Further, in a specific implementation, in the method for assisting driving decision through reinforcement learning for a dynamic traffic environment provided in the embodiment of the present invention, the step S103 may specifically include, in the process of constructing a dynamic traffic model: and when the traffic flow is updated every time, the information of the current intersection and the road vehicles is put into the dynamic traffic model, and the inter-intersection vehicle transfer information of each iteration is obtained through the dynamic traffic model so as to update the state information of each intersection and road vehicle after transfer. It can be understood that the dynamic traffic environment modeling of the invention refers to the idea of cellular automata to dynamically simulate the traffic flow, wherein the updating of the traffic flow data and the updating of the road traffic flow rules are mutually iterated along with the program operation.

The state updating formulas of the traffic flow and the traffic flow density in the dynamic traffic model are respectively as follows:

wherein each road is represented by intersection numbers i, j at two ends of the road, and X _n×1 For a matrix of crossing vehicles, L _n×1 Matrix of number of vehicles coming out of intersection, P _n×n For the egress vehicle steering state matrix, ρ _n×n And t represents the current time as a road traffic density matrix.

Specifically, taking the area a as yuquan and the area B as hong kong as an example, the discrete modeling based on the state is performed on the dynamic traffic.

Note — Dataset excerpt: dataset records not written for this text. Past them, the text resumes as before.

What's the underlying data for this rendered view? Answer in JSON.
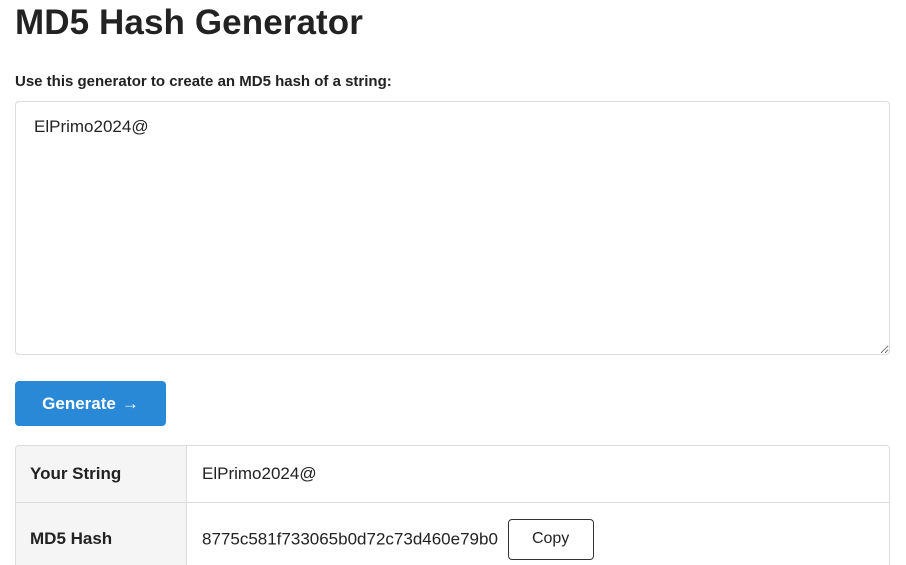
{
  "page": {
    "title": "MD5 Hash Generator",
    "prompt_label": "Use this generator to create an MD5 hash of a string:"
  },
  "input": {
    "value": "ElPrimo2024@"
  },
  "generate_button": {
    "label": "Generate",
    "arrow": "→"
  },
  "results": {
    "rows": [
      {
        "label": "Your String",
        "value": "ElPrimo2024@"
      },
      {
        "label": "MD5 Hash",
        "value": "8775c581f733065b0d72c73d460e79b0"
      }
    ],
    "copy_label": "Copy"
  },
  "colors": {
    "accent": "#2a89d6",
    "border": "#dcdcdc",
    "label_bg": "#f5f5f5"
  }
}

Given that the hong Kong-Yuquan area has n intersections, the model basic variable information is obtained according to the actual traffic network conditions as follows: intersection vehicle number matrix X _n×1 Road traffic density matrix ρ _n×n Road length matrix Y _n×n Road widthMatrix alpha _n×n (ii) a Wherein each road is represented by intersection labels i, j at two ends of the road, and the matrix Y _n×n ,α _n×n Can be a fixed value, obtained by abstract modeling of an actual road in the early stage, X _n×1 ,ρ _n×n In order to update the variables in real time, inter-intersection vehicle transfer information of each iteration is obtained through a dynamic traffic model, and further state information of each intersection and road vehicle after transfer is updated, the specific process is shown in fig. 7, and an intersection modeling schematic diagram is shown in fig. 8.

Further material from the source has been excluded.